Chinese conglomerate Fosun has closed the purchase of Unicredit's former headquarters in Milan, its debut acquisition in the Italian real estate market.

Chinese conglomerate Fosun has closed the purchase of Unicredit's former headquarters in Milan, its debut acquisition in the Italian real estate market.

Shanghai’s Fosun paid €345 mln for the historic building, which is known as Palazzo Broggi and was formerly used by Unicredit as its headquarters before the lender relocated to a new tower in Porta Nuova.

PropertyEU broke news of the deal in April, when it reported that Fosun had agreed to buy the asset in the largest real estate transaction in Italy in years. The deal is also believed to be the first direct acquisition of Italian commercial property by any Chinese investor.

Fosun had been vying with a partnership of Hines and Adia for the historic building, which is located on Milan’s central Piazza Cordusio. Hines and Adia offered €331 mln for Palazzo Broggi, while another joint venture, between Italy's Prelios and UK investor London & Regional Properties, tabled a €300 mln offer.

Palazzo Broggi was put up for sale through CBRE in July 2014 for a price of €400 mln. The landmark office building was owned by IdeaFimit’s Fondo Omicron Plus, which bought it in 2009 as part of a larger acquisition of €800 mln of assets from lender Unicredit.

The complex dates back to the early 1900s and provides around 45,000 m2 of office space in central Milan.
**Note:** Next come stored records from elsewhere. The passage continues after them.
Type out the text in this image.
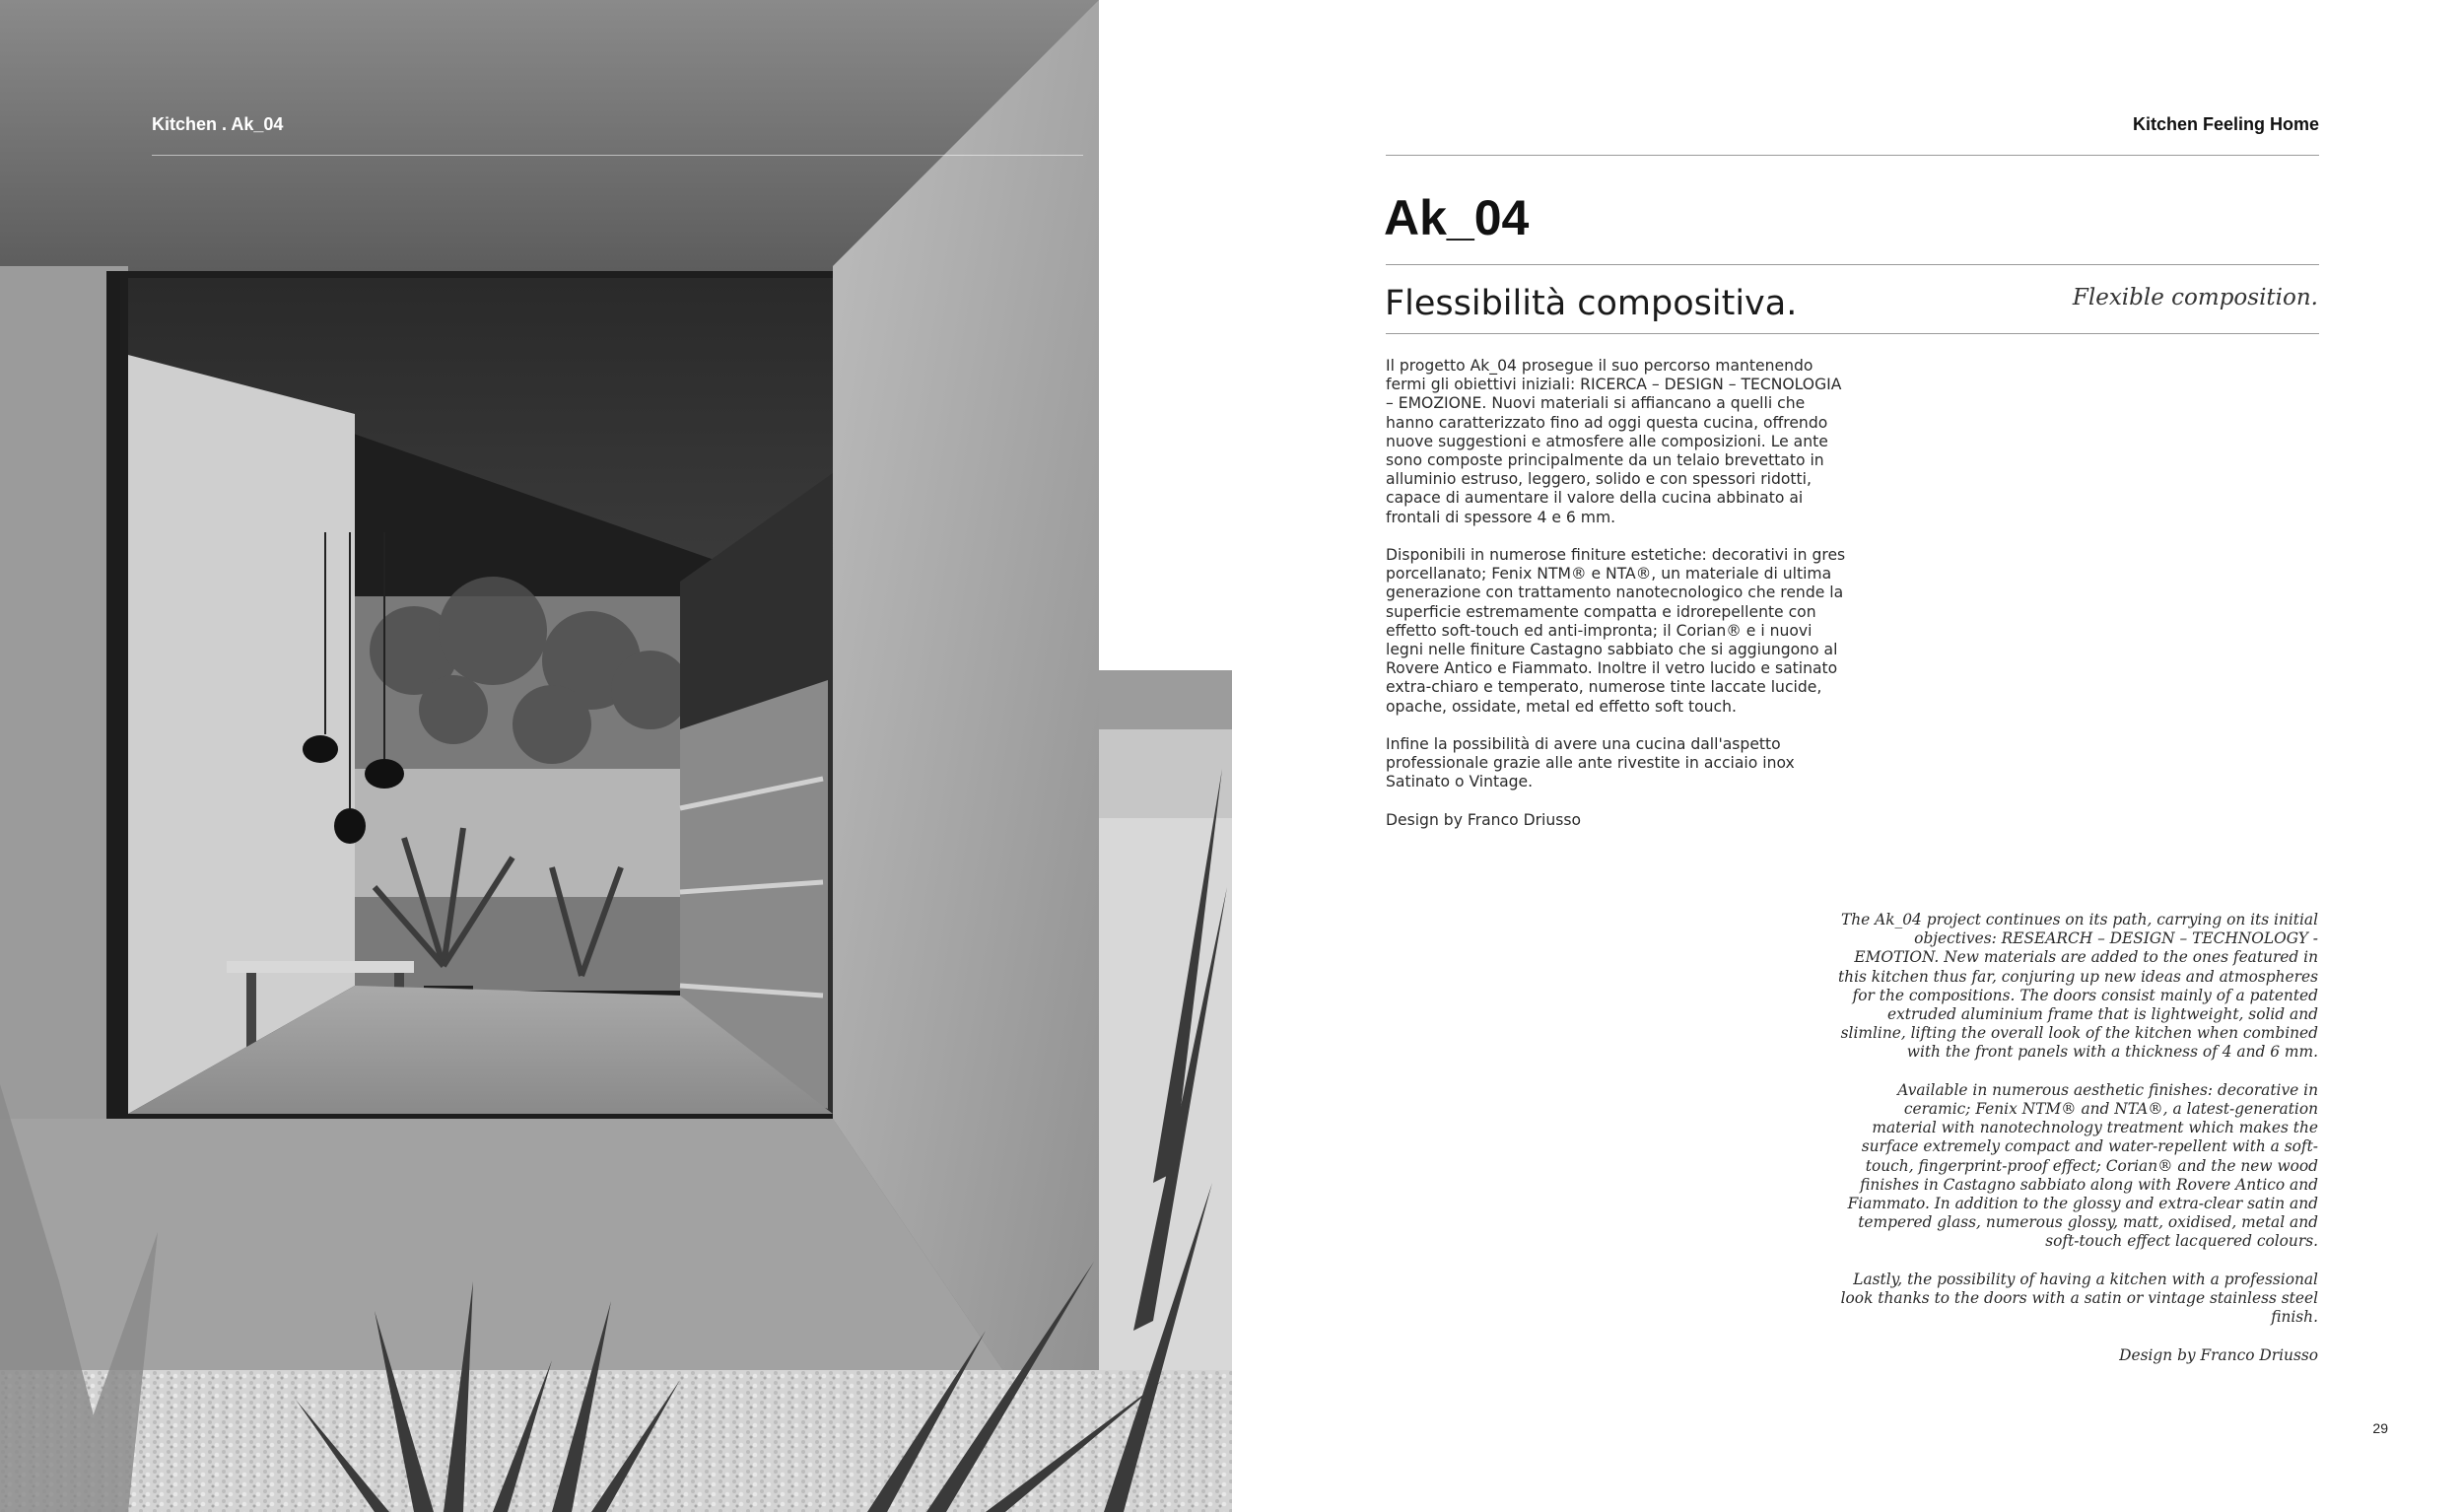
Kitchen . Ak_04	Kitchen Feeling Home
Ak_04
Flessibilità compositiva.	Flexible composition.

Il progetto Ak_04 prosegue il suo percorso mantenendo fermi gli obiettivi iniziali: RICERCA – DESIGN – TECNOLOGIA – EMOZIONE. Nuovi materiali si affiancano a quelli che hanno caratterizzato fino ad oggi questa cucina, offrendo nuove suggestioni e atmosfere alle composizioni. Le ante sono composte principalmente da un telaio brevettato in alluminio estruso, leggero, solido e con spessori ridotti, capace di aumentare il valore della cucina abbinato ai frontali di spessore 4 e 6 mm.

Disponibili in numerose finiture estetiche: decorativi in gres porcellanato; Fenix NTM® e NTA®, un materiale di ultima generazione con trattamento nanotecnologico che rende la superficie estremamente compatta e idrorepellente con effetto soft-touch ed anti-impronta; il Corian® e i nuovi legni nelle finiture Castagno sabbiato che si aggiungono al Rovere Antico e Fiammato. Inoltre il vetro lucido e satinato extra-chiaro e temperato, numerose tinte laccate lucide, opache, ossidate, metal ed effetto soft touch.

Infine la possibilità di avere una cucina dall'aspetto professionale grazie alle ante rivestite in acciaio inox Satinato o Vintage.

Design by Franco Driusso

The Ak_04 project continues on its path, carrying on its initial objectives: RESEARCH – DESIGN – TECHNOLOGY - EMOTION. New materials are added to the ones featured in this kitchen thus far, conjuring up new ideas and atmospheres for the compositions. The doors consist mainly of a patented extruded aluminium frame that is lightweight, solid and slimline, lifting the overall look of the kitchen when combined with the front panels with a thickness of 4 and 6 mm.

Available in numerous aesthetic finishes: decorative in ceramic; Fenix NTM® and NTA®, a latest-generation material with nanotechnology treatment which makes the surface extremely compact and water-repellent with a soft-touch, fingerprint-proof effect; Corian® and the new wood finishes in Castagno sabbiato along with Rovere Antico and Fiammato. In addition to the glossy and extra-clear satin and tempered glass, numerous glossy, matt, oxidised, metal and soft-touch effect lacquered colours.

Lastly, the possibility of having a kitchen with a professional look thanks to the doors with a satin or vintage stainless steel finish.

Design by Franco Driusso

29
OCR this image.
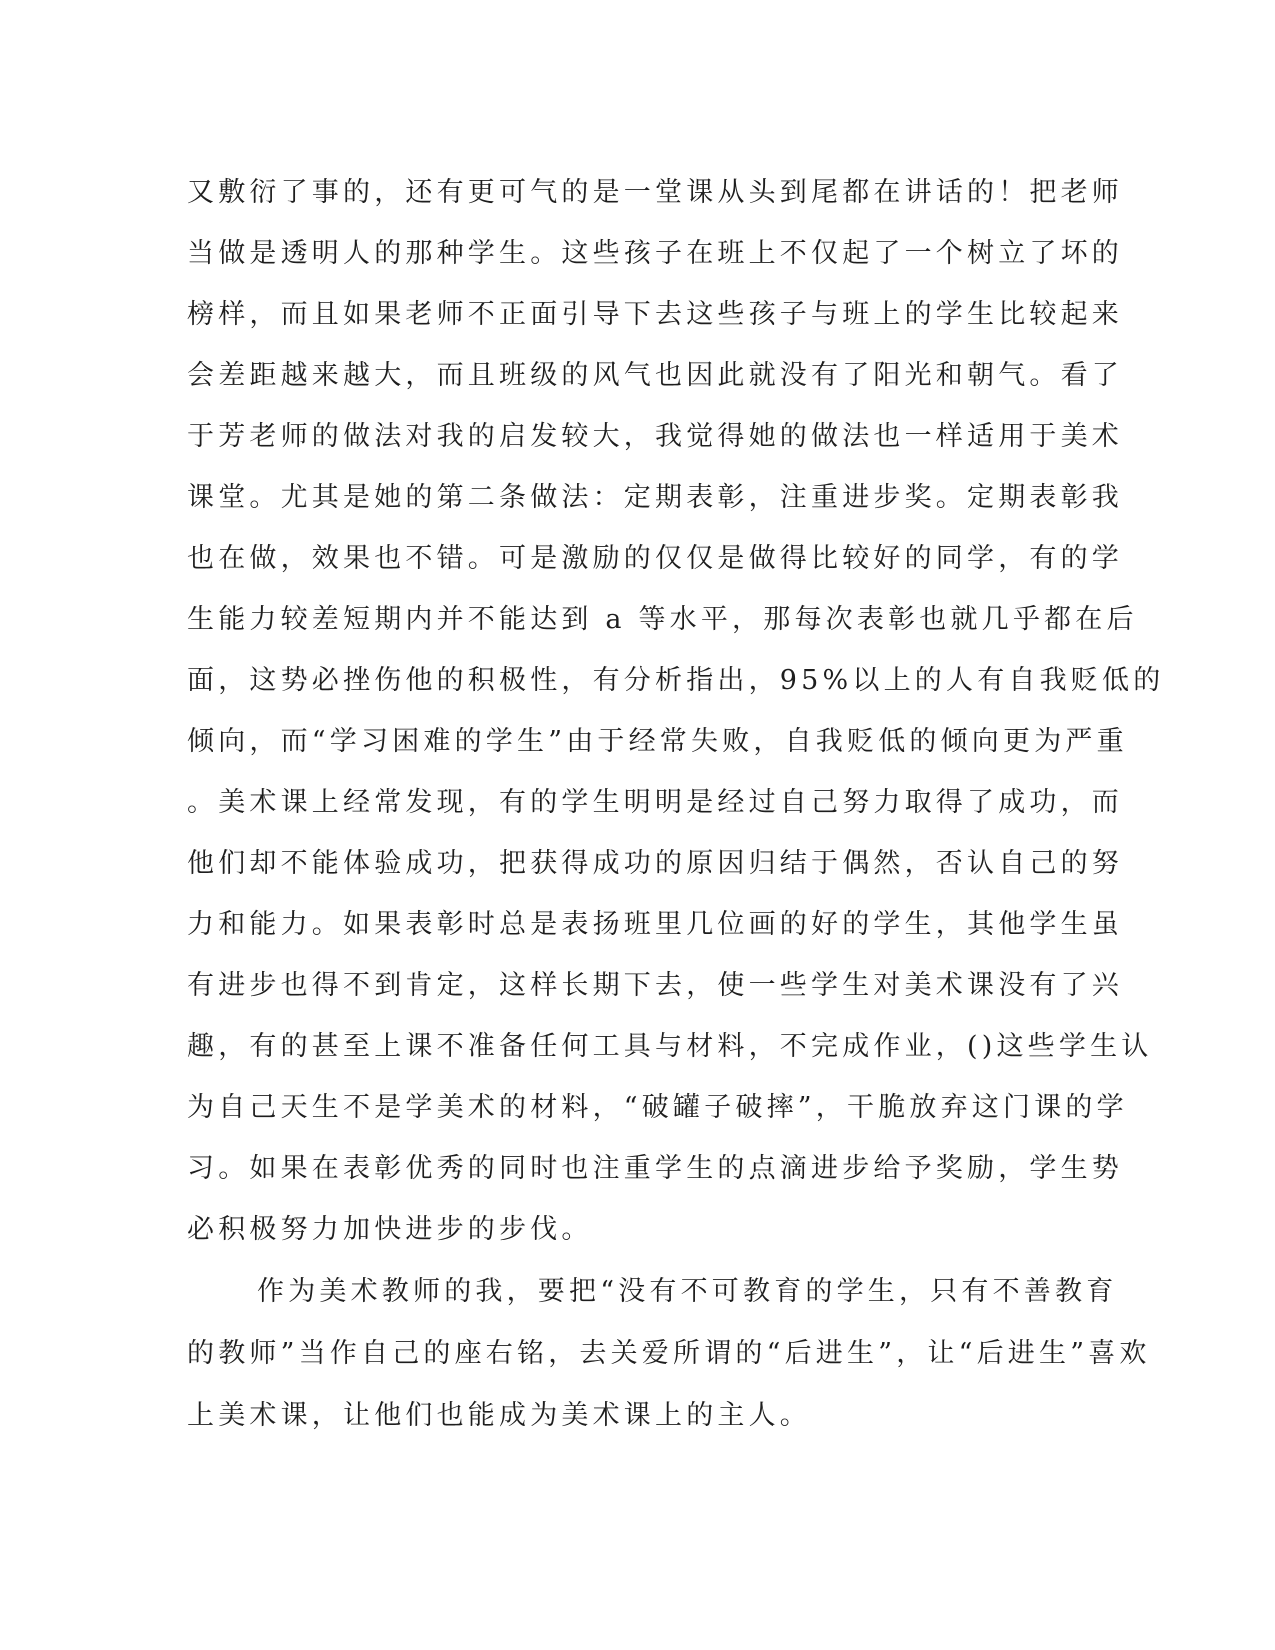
又敷衍了事的，还有更可气的是一堂课从头到尾都在讲话的！把老师
当做是透明人的那种学生。这些孩子在班上不仅起了一个树立了坏的
榜样，而且如果老师不正面引导下去这些孩子与班上的学生比较起来
会差距越来越大，而且班级的风气也因此就没有了阳光和朝气。看了
于芳老师的做法对我的启发较大，我觉得她的做法也一样适用于美术
课堂。尤其是她的第二条做法：定期表彰，注重进步奖。定期表彰我
也在做，效果也不错。可是激励的仅仅是做得比较好的同学，有的学
生能力较差短期内并不能达到 a 等水平，那每次表彰也就几乎都在后
面，这势必挫伤他的积极性，有分析指出，95%以上的人有自我贬低的
倾向，而“学习困难的学生”由于经常失败，自我贬低的倾向更为严重
。美术课上经常发现，有的学生明明是经过自己努力取得了成功，而
他们却不能体验成功，把获得成功的原因归结于偶然，否认自己的努
力和能力。如果表彰时总是表扬班里几位画的好的学生，其他学生虽
有进步也得不到肯定，这样长期下去，使一些学生对美术课没有了兴
趣，有的甚至上课不准备任何工具与材料，不完成作业，()这些学生认
为自己天生不是学美术的材料，“破罐子破摔”，干脆放弃这门课的学
习。如果在表彰优秀的同时也注重学生的点滴进步给予奖励，学生势
必积极努力加快进步的步伐。
作为美术教师的我，要把“没有不可教育的学生，只有不善教育
的教师”当作自己的座右铭，去关爱所谓的“后进生”，让“后进生”喜欢
上美术课，让他们也能成为美术课上的主人。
It is fully let to Unicredit on a 12-year lease although only 30% of the space is actually used by the bank.

Fosun plans to redevelop the property in one of the largest urban redevelopment projects in Continental Europe and the new concept is expected to host retail, offices, luxury hotels and serviced apartments.

'This is a great example of the strengthening Italian market attracting global capital and the increasing push by Chinese investors into new markets,' said Nick Hendy, senior director of EMEA capital markets at CBRE.

Outbound Chinese capital reached over $10 bn in 2014, the first time annual flows have exceeded that threshold, according to research from CBRE.

Although London remains the favoured destination – accounting for 52% of total China-sourced commercial real estate investment flows to Europe in 2014, its share of European investment has dropped from 80% in 2013, signalling a move by Chinese investors into new European markets.